Posts from maio, 2013

Bem na fita

 

    Selma Barcellos

Selma 2

 

 

 

 

 

 

 

Sempre que uma nova ruguinha me diz “oi, prazer” quando olho no espelho, ao acordar, lembro como mantra de uma resposta de Pitanguy em sua milionésima (suponho) entrevista sobre beleza feminina: “Mulher bonita não é a que se vê chegar, mas a que se sente chegar”.

Ufa, a frase do mestre é um alívio. Você se contenta em aplicar o básico filtro solar e ir à academia apenas para não atrofiar e volta correndo para os livros que ama. Para o imprescindível cultivo das delícias do espírito, pois que não há beleza que sobreviva a uma mente emburrecida.

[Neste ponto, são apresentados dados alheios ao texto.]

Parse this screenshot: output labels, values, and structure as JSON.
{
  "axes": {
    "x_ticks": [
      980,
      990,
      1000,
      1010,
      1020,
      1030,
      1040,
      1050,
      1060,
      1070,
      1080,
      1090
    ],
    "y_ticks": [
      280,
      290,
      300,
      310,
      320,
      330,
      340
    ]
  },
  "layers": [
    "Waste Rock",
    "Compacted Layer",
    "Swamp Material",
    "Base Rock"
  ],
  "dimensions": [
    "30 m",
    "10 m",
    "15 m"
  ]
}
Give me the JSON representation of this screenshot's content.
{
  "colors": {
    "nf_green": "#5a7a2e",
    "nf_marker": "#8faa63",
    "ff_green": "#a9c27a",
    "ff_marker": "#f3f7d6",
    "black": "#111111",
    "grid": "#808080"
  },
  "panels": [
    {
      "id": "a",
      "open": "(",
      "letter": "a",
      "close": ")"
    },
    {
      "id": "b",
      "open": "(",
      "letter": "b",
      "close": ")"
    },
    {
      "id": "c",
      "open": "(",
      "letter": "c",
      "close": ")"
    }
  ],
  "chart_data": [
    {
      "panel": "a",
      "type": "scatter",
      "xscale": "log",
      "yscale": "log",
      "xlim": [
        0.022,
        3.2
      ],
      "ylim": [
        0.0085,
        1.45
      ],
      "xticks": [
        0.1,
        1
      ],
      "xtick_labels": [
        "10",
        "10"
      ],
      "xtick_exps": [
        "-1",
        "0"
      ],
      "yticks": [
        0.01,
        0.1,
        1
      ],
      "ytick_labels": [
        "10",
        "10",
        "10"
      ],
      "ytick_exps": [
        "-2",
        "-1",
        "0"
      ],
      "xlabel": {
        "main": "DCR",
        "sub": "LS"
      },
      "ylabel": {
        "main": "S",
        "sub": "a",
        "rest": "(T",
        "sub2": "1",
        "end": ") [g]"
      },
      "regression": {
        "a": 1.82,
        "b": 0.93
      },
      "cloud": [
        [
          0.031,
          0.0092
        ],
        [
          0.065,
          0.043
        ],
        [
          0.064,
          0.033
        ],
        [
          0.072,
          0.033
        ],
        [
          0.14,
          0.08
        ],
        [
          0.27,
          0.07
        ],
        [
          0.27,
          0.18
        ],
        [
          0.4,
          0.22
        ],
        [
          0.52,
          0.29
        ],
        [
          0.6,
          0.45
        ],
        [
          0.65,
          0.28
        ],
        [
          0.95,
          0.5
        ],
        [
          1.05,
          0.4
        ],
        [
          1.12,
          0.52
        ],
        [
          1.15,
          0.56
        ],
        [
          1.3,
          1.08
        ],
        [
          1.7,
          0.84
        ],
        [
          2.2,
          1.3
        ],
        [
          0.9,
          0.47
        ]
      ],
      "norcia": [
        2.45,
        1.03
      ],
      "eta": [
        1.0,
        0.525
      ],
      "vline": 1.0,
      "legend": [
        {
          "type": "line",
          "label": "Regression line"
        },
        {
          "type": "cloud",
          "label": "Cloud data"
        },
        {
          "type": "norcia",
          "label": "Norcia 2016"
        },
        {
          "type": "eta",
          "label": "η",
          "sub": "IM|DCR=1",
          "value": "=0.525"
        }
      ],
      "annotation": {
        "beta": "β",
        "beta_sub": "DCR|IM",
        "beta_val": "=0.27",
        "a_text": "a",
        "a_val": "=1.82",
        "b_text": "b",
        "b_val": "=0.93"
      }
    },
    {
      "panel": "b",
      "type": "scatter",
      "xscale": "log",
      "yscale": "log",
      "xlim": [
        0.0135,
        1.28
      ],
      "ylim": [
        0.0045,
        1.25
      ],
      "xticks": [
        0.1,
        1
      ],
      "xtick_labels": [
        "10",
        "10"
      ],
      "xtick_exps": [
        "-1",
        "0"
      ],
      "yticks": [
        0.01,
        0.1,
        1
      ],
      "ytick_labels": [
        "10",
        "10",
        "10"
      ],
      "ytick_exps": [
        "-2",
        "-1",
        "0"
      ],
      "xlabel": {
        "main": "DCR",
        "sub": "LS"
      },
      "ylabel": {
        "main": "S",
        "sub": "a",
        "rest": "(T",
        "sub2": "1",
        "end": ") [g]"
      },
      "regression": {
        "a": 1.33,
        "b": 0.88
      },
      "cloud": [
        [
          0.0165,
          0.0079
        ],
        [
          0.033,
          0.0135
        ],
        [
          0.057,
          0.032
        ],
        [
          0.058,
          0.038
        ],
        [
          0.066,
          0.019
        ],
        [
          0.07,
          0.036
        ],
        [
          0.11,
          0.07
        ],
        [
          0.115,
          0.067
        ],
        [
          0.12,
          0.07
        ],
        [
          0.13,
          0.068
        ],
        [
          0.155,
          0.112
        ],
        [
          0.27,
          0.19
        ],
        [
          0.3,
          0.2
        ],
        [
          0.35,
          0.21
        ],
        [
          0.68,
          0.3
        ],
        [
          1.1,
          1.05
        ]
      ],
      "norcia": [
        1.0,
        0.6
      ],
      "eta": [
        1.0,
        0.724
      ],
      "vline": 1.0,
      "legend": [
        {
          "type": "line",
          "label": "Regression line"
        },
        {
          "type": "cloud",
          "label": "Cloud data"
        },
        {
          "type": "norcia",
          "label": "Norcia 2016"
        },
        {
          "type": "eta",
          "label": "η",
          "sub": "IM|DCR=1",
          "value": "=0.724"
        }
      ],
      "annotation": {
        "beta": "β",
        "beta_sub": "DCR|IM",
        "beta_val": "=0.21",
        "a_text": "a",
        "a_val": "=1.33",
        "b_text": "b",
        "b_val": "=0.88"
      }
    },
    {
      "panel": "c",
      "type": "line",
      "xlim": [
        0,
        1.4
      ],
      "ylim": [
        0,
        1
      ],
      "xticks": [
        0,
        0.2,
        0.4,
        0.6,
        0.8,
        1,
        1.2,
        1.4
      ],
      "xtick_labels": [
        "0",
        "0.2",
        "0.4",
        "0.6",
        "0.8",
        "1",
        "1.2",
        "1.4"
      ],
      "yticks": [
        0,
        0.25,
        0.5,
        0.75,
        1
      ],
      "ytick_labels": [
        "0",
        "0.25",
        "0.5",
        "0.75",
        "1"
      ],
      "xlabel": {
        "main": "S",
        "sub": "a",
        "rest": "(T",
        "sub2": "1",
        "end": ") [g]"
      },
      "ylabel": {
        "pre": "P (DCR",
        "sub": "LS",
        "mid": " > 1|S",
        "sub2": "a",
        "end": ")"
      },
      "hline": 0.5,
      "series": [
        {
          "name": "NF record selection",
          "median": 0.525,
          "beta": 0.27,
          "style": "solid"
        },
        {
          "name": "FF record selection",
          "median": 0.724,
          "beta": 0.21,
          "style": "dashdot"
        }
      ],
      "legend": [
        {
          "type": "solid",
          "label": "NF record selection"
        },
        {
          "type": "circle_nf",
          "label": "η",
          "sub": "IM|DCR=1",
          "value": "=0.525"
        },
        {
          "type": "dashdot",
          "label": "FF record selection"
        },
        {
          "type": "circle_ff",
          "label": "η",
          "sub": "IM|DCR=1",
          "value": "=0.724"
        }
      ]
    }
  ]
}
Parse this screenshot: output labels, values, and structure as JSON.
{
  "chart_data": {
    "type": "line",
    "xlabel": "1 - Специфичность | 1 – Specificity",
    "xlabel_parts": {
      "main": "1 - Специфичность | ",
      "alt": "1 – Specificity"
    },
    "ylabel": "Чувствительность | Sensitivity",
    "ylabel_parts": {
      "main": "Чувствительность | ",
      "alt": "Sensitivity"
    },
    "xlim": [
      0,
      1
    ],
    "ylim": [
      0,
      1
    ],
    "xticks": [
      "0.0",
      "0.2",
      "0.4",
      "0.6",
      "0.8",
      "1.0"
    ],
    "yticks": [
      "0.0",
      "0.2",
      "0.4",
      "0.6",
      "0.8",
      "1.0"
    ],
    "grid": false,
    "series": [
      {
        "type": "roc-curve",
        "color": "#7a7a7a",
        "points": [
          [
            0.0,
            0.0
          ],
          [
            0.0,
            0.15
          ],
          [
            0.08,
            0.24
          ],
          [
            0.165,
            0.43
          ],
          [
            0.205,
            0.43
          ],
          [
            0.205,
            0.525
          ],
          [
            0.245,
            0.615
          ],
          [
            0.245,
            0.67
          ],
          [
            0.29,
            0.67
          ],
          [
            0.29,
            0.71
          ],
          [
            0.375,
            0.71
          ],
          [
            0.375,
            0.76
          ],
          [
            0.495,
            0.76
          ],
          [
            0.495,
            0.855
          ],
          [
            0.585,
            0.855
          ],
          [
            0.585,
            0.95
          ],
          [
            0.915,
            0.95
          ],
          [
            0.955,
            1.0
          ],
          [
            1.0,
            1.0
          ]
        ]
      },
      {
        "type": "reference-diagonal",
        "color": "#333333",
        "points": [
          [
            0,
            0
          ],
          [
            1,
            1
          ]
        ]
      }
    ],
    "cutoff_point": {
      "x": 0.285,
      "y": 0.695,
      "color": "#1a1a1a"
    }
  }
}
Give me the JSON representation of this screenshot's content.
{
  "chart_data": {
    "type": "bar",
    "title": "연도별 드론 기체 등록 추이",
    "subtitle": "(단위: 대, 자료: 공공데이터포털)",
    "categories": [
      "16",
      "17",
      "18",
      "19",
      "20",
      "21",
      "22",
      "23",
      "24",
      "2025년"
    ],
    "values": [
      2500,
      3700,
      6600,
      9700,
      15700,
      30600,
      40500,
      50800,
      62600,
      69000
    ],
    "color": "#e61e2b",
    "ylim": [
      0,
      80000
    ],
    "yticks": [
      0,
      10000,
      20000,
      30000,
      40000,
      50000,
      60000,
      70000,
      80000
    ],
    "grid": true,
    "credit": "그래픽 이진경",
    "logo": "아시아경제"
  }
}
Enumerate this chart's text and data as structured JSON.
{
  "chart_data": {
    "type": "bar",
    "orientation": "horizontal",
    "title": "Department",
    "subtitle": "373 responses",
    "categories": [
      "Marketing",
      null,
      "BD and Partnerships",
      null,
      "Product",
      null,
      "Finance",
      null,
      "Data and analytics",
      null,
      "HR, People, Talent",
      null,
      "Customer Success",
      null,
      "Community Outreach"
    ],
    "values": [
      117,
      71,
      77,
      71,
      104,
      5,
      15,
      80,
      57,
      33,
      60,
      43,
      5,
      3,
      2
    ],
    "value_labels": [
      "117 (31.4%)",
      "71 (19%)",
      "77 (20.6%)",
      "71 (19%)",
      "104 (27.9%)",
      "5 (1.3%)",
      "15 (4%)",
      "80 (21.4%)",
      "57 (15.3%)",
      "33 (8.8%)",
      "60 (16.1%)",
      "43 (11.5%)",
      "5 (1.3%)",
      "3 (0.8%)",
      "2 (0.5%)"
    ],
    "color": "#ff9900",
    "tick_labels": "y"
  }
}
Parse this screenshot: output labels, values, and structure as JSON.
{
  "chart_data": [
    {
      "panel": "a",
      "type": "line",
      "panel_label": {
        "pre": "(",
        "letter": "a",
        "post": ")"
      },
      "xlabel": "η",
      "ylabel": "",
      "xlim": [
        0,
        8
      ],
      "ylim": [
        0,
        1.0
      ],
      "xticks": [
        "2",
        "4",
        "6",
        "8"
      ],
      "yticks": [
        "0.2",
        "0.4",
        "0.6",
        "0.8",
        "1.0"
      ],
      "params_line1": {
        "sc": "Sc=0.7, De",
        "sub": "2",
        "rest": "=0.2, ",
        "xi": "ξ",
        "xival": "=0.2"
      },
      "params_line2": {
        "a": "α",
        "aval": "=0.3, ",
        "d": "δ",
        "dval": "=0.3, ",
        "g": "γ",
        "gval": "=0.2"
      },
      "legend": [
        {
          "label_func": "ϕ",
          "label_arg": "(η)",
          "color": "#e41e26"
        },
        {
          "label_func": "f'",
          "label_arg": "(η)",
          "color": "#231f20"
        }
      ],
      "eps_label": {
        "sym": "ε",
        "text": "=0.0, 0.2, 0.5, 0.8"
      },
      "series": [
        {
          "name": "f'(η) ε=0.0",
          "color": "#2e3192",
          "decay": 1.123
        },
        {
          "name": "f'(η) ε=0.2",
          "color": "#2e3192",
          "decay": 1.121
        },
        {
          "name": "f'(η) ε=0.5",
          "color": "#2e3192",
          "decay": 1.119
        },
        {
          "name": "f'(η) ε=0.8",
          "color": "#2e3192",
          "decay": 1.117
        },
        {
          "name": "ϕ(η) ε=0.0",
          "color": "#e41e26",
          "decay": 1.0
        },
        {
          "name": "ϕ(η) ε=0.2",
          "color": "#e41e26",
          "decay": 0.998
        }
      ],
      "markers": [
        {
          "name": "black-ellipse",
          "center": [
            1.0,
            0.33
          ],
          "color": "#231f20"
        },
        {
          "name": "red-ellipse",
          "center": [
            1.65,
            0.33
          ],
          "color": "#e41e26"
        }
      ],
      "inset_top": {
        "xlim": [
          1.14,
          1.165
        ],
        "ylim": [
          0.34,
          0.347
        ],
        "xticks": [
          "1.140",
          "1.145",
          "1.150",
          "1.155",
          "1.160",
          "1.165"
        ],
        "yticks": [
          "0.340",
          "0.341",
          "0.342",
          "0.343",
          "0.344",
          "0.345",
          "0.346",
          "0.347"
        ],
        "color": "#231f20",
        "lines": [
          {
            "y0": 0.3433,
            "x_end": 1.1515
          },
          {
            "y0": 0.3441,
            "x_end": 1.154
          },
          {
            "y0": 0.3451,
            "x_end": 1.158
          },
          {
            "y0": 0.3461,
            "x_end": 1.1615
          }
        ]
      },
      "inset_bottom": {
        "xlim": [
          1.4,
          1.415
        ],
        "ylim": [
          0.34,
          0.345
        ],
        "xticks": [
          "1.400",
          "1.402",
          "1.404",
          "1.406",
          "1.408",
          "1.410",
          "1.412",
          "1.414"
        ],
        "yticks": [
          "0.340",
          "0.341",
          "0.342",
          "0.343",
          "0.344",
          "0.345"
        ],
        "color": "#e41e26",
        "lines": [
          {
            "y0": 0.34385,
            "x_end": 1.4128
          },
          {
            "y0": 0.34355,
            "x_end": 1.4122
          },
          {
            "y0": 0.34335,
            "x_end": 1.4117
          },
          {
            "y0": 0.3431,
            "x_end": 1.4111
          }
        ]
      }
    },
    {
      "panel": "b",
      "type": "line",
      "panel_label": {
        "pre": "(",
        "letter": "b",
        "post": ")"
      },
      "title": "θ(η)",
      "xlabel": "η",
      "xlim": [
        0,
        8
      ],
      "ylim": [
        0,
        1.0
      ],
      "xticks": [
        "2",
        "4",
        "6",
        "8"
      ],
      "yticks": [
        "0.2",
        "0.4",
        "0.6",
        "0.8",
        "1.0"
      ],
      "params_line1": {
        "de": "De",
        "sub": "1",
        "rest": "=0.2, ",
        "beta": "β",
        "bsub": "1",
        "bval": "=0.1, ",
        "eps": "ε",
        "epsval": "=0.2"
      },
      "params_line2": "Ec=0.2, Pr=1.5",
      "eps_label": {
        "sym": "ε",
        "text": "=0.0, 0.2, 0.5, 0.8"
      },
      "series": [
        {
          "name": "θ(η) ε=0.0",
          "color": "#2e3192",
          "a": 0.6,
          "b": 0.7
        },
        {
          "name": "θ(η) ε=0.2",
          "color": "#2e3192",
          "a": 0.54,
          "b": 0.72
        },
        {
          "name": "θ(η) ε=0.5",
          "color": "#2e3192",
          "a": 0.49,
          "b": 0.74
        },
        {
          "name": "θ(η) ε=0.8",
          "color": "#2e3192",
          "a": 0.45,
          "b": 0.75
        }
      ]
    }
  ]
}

Só que… vaidade, teu nome é mulher. Daqui a pouco, lá está a gente de novo se mirando no espelho, bem de pertinho, dando uma esticadinha no canto dos olhos, no contorno do queixo…

Verdade seja dita, não é fácil olhar com desdém para o que nos revela o espelho, com ar blasé de quem não está nem aí para as rugas que “nos dão dignidade e contam nossa história”. Além do que, é preciso estar atenta e forte para perceber quando não dá mais para sair de cara lavada, cor de boca nos lábios, beliscões nas bochechas para o arzinho corado e que tais.

Na realidade, a mensagem de Pitanguy, não fosse ele um esteta, passa longe de pregar desapego à imagem. Antes, alerta-nos para a indigência cultural que o excesso de vaidade física pode causar e, a reboque, fala de algo que hoje é literalmente assustador: o exagero de certas mulheres em busca da juventude que se foi ou dos padrões impostos de beleza.

Quem ainda não cruzou pelas ruas com certas criaturas desfiguradas por seguidos procedimentos plásticos, sorriso e olhar aprisionados? Aliás, como pode alguém pagar para ficar feia, disforme, perseguindo um formato de lábios que a natureza não lhe deu, que não condiz com o restante de seu  rosto, mas que Angelina Jolie tem e se quer igual?

Criaturas assim ficam ainda mais visíveis nas imensas lojas de departamentos americanas. São elas não apenas as consumidoras vorazes, como também as atendentes que, buscando provar a eficácia de seus produtos para fazer o tempo voltar atrás, transformaram-se, todas, em Angelinas.

Recentemente, numa dessas lojas, notei que a moça que me vendia um simples hidratante, ao terminar de falar cada frase, levava segundos para conseguir fechar a protuberante boca química. Sabe dublagem mal feita, quando a fala acaba e os lábios ainda se movem? Assim. Aquela era das que se vê chegar. Só que antes de entrar.

Por outro lado, quando leio que, nos Estados Unidos, jovens escapam à síndrome do tapete vermelho, ao padrão ditado pela mídia, e elegem a colega Anne Jennings, bela exatamente em sua diversidade, como “Rainha da Escola”, percebo que nem tudo está perdido. Há luz no camarim do fim do túnel…

 

 

(Aqui a rainha Anne, emocionando-nos com seu sorriso escancaradamente feliz)

 

Assim, bem-vindas as mulheres que se fazem vistas e sentidas em suas chegadas, porque corpo e espírito nutridos, saudáveis, informadas, orgulhosas de sua feminilidade, seguras por se saberem bem na fita. Não a que Hollywood quer filmar, mas aquela cuja câmera e direitos autorais elas detêm, em doses equilibradas de sonho e lucidez.